A half-century ago this spring, director Stanley Kubrick completed principal photography on a movie perhaps unparalleled for its kind of audacity: "Dr. Strangelove, Or: How I Learned to Stop Worrying and Love the Bomb," one of the greatest black comedies. Kubrick originally envisioned it as straight drama. But this most perspicacious of filmmakers soon realized that such dire subject matter might best be treated as satire.

The film was made when the Cold War was a powerful force. The Bay of Pigs invasion in 1961, the Berlin crisis later that year and, especially, the Cuban missile crisis in 1962 had the world on edge.

In an interview after the release of the movie, Kubrick spoke of "the serious threat [that] remains that a psychotic figure somewhere in the modern command structure could start a war, or at least a limited exchange of nuclear weapons."

Besides being a breakthrough film for the young Kubrick, "Dr. Strangelove" was an acting showcase for Peter Sellers, who portrayed the Milquetoast-like President Merton Muffley and stiff-upper-lip RAF Group Capt. Lionel Mandrake. Sellers also played the wheelchair-bound Dr. Strangelove, whose uncontrollable black-gloved hand kept shooting upward in a Nazi salute.

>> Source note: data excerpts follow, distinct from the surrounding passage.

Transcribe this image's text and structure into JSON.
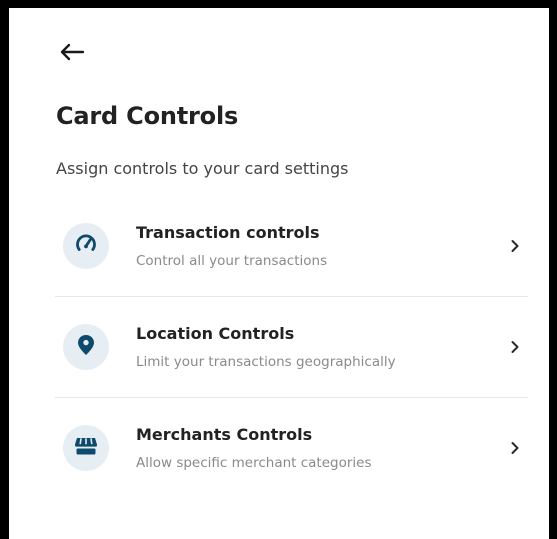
{
  "header": {
    "back_icon": "arrow-left-icon",
    "title": "Card Controls",
    "subtitle": "Assign controls to your card settings"
  },
  "controls": [
    {
      "icon": "speedometer-icon",
      "title": "Transaction controls",
      "description": "Control all your transactions"
    },
    {
      "icon": "location-pin-icon",
      "title": "Location Controls",
      "description": "Limit your transactions geographically"
    },
    {
      "icon": "storefront-icon",
      "title": "Merchants Controls",
      "description": "Allow specific merchant categories"
    }
  ],
  "colors": {
    "icon_fg": "#0d4a6b",
    "icon_bg": "#e6eef4",
    "text_primary": "#222222",
    "text_secondary": "#8a8a8a"
  }
}
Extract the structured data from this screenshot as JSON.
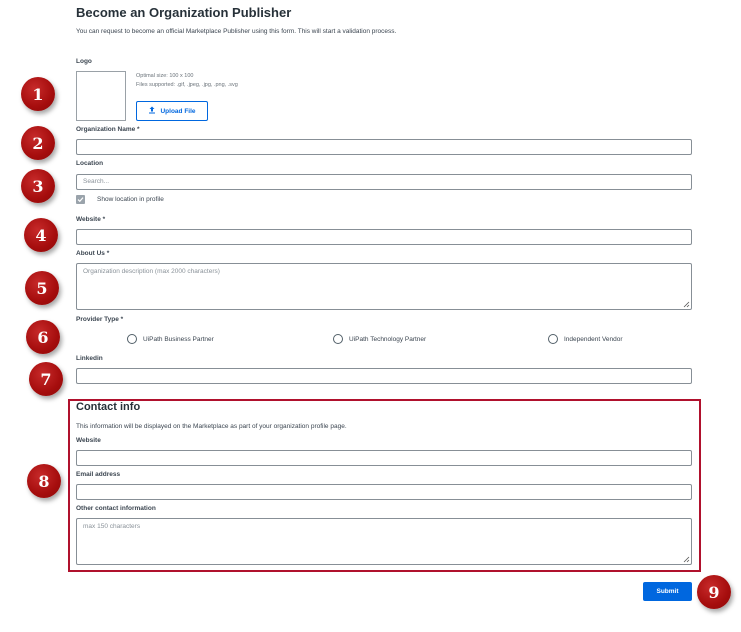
{
  "page": {
    "title": "Become an Organization Publisher",
    "subtitle": "You can request to become an official Marketplace Publisher using this form. This will start a validation process."
  },
  "logo": {
    "label": "Logo",
    "hint_size": "Optimal size: 100 x 100",
    "hint_types": "Files supported: .gif, .jpeg, .jpg, .png, .svg",
    "upload_label": "Upload File"
  },
  "fields": {
    "org_name_label": "Organization Name *",
    "location_label": "Location",
    "location_placeholder": "Search...",
    "show_location_label": "Show location in profile",
    "show_location_checked": true,
    "website_label": "Website *",
    "about_label": "About Us *",
    "about_placeholder": "Organization description (max 2000 characters)",
    "provider_label": "Provider Type *",
    "provider_options": [
      "UiPath Business Partner",
      "UiPath Technology Partner",
      "Independent Vendor"
    ],
    "linkedin_label": "Linkedin"
  },
  "contact": {
    "title": "Contact info",
    "description": "This information will be displayed on the Marketplace as part of your organization profile page.",
    "website_label": "Website",
    "email_label": "Email address",
    "other_label": "Other contact information",
    "other_placeholder": "max 150 characters"
  },
  "submit_label": "Submit",
  "badges": [
    "1",
    "2",
    "3",
    "4",
    "5",
    "6",
    "7",
    "8",
    "9"
  ],
  "colors": {
    "accent": "#0067df",
    "badge": "#a50d0d",
    "highlight_border": "#b0112d"
  }
}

Sellers was originally scheduled to play a fourth character, Maj. "King" Kong, pilot of an errant B-52 bomber, but, it was reported, he persuaded Kubrick that three over-the-top parts was enough. That role was played with down-home rusticity by Slim Pickens.

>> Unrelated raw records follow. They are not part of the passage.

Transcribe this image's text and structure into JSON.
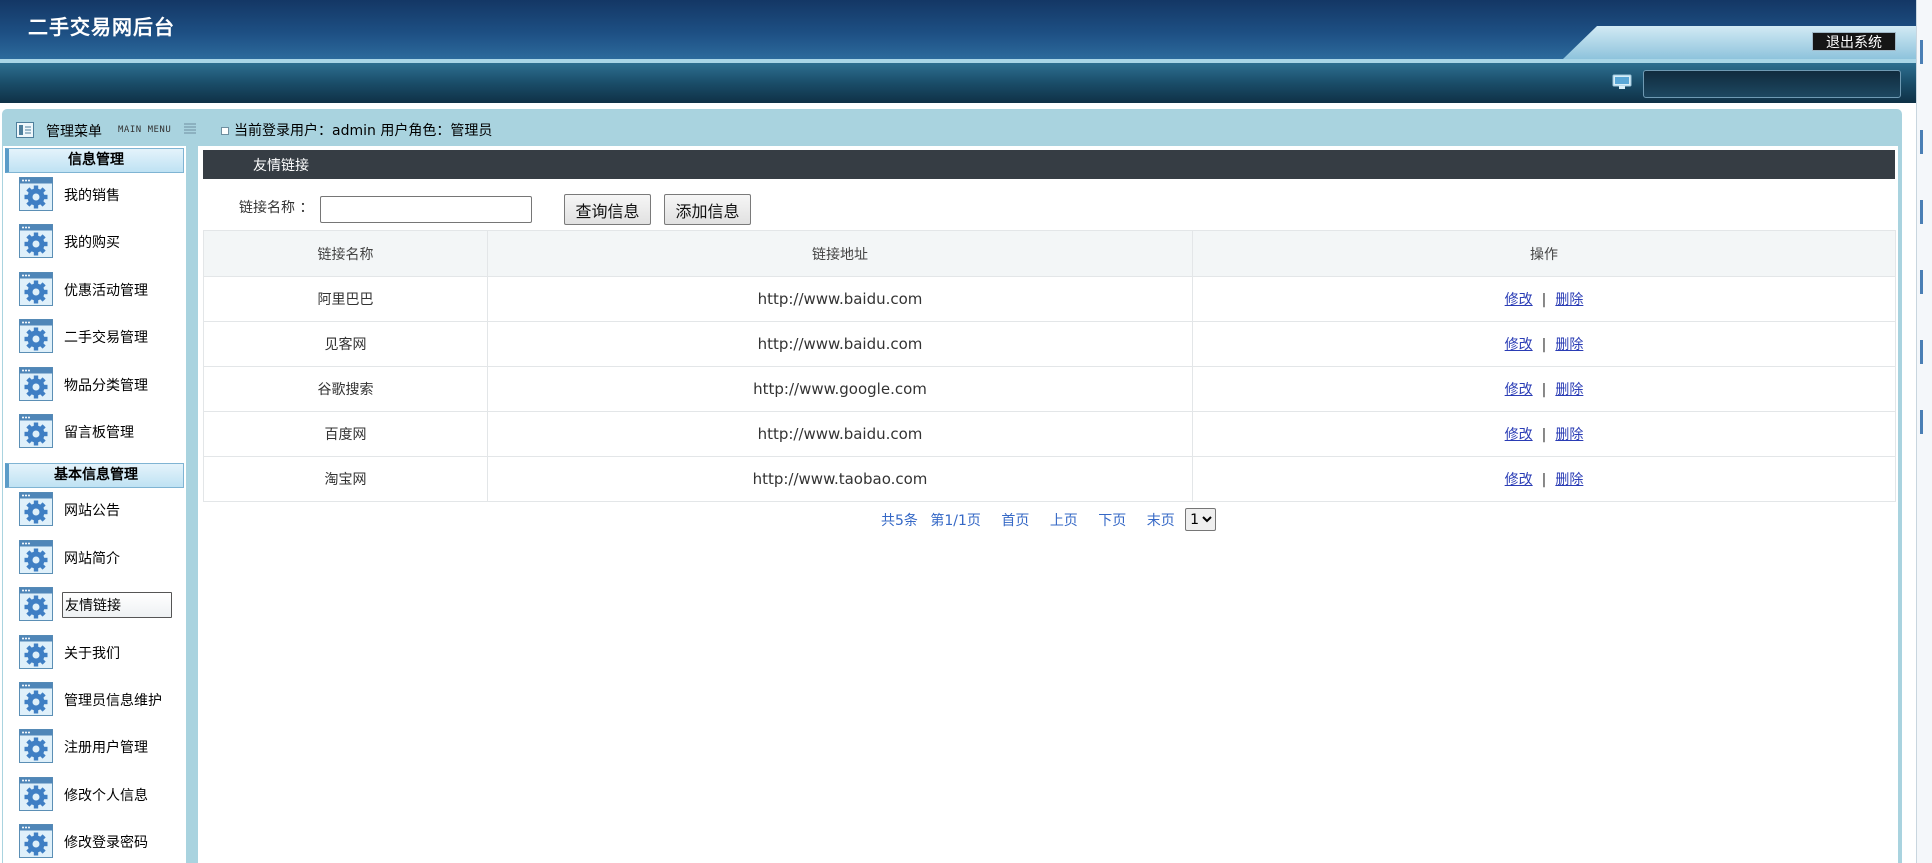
{
  "header": {
    "app_title": "二手交易网后台",
    "exit_label": "退出系统"
  },
  "menu": {
    "title": "管理菜单",
    "subtitle": "MAIN MENU"
  },
  "user_info": {
    "text": "当前登录用户：admin  用户角色：管理员"
  },
  "sidebar": {
    "sections": [
      {
        "title": "信息管理",
        "items": [
          "我的销售",
          "我的购买",
          "优惠活动管理",
          "二手交易管理",
          "物品分类管理",
          "留言板管理"
        ]
      },
      {
        "title": "基本信息管理",
        "items": [
          "网站公告",
          "网站简介",
          "友情链接",
          "关于我们",
          "管理员信息维护",
          "注册用户管理",
          "修改个人信息",
          "修改登录密码"
        ]
      }
    ],
    "active_item": "友情链接"
  },
  "page": {
    "title": "友情链接"
  },
  "search": {
    "label": "链接名称 ：",
    "value": "",
    "query_button": "查询信息",
    "add_button": "添加信息"
  },
  "table": {
    "columns": [
      "链接名称",
      "链接地址",
      "操作"
    ],
    "rows": [
      {
        "name": "阿里巴巴",
        "url": "http://www.baidu.com"
      },
      {
        "name": "见客网",
        "url": "http://www.baidu.com"
      },
      {
        "name": "谷歌搜索",
        "url": "http://www.google.com"
      },
      {
        "name": "百度网",
        "url": "http://www.baidu.com"
      },
      {
        "name": "淘宝网",
        "url": "http://www.taobao.com"
      }
    ],
    "edit_label": "修改",
    "separator": "|",
    "delete_label": "删除"
  },
  "pagination": {
    "total": "共5条",
    "page_info": "第1/1页",
    "first": "首页",
    "prev": "上页",
    "next": "下页",
    "last": "末页",
    "selected_page": "1"
  },
  "colors": {
    "banner": "#1d4f83",
    "frame": "#a9d3df",
    "title_bar": "#363d44",
    "link": "#2a3cb5",
    "pager": "#3568c6"
  }
}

George C. Scott, in one of his early roles away from stage work, was superb as the fumbling (and tumbling) Gen. Buck Turgidson, who railed against "commie rats," and likened the prospect of losing 20 million Americans in a nuclear attack to "getting our hair mussed."

Sterling Hayden, who by his own account never took his profession too seriously, delivered the performance of his career as the crazed general whose decision to attack Russia triggered nuclear Armageddon.

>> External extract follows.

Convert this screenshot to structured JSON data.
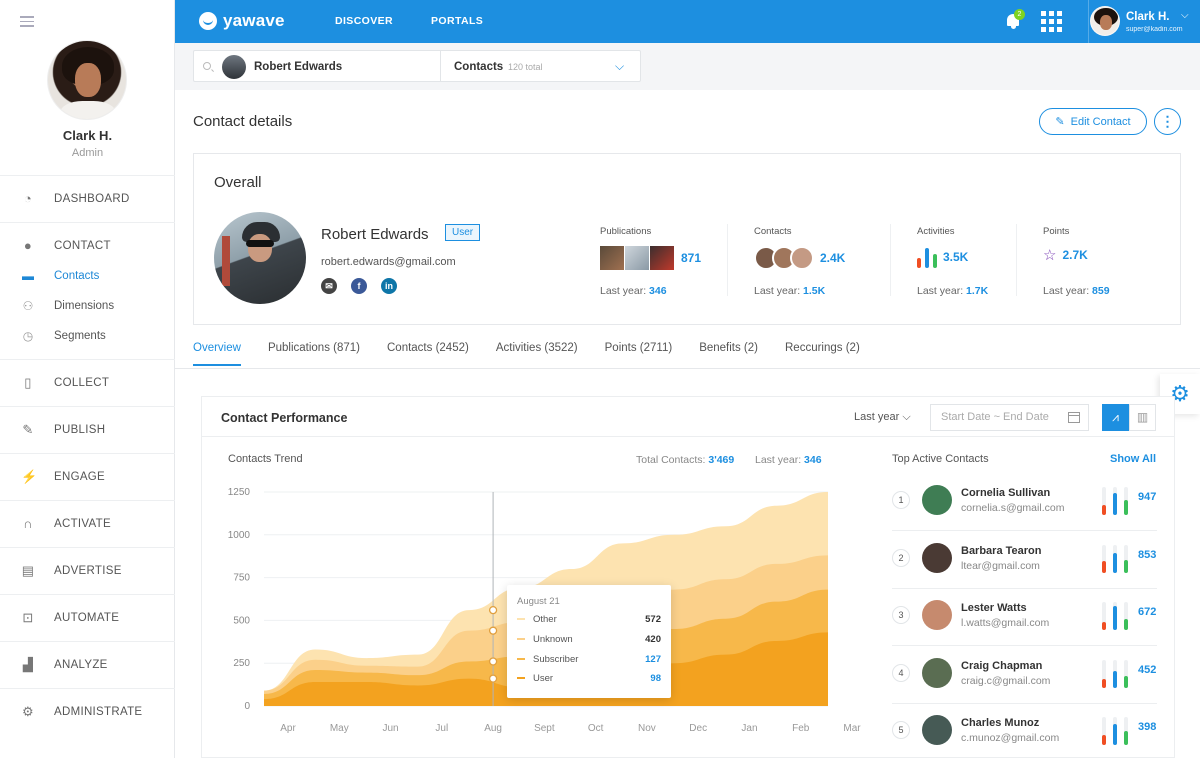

Hayden, who had worked with Kubrick in the 1956 heist thriller "The Killing," initially struggled with the character of Gen. Jack D. Ripper. In a 1981 French television interview, Hayden spoke of his experience on the set of "Strangelove."

"Lord knows, it was a wonderful picture," the actor said. "We all knew that. I guess I pulled my weight in it. But I went through the worst day of my life the first day on that picture because I began to blow my lines, and I went 48 takes. I had the cigar and all the dialogue, the military jargon. I'm pouring sweat, and they're mopping me off.

"Finally, I got up. I couldn't take it anymore. I walked up to him and said, 'Stanley, I apologize to you.' He said, 'Sterling, the terror in your eyes and on your face might just be the quality we want in this jackass Gen. Jack Ripper.' I went across the street and had a couple of shots of Black Label, came back and it worked out."

Kubrick wrote the screenplay with the late Terry Southern, based on "Red Alert," a novel by Peter George. The film was scheduled for a Nov. 22, 1963, test screening, but the assassination of President John F. Kennedy that day delayed the opening to January 1964. It was shot on a $1.8 million budget, paltry by today's standards, and nominated for four Academy Awards. It was bravura filmmaking that inspired such future directors as Steven Spielberg.

Relations between this country and Russia are still tense. Other nations have developed nuclear stockpiles. So 50 years later, "Dr. Strangelove" still has a powerful message.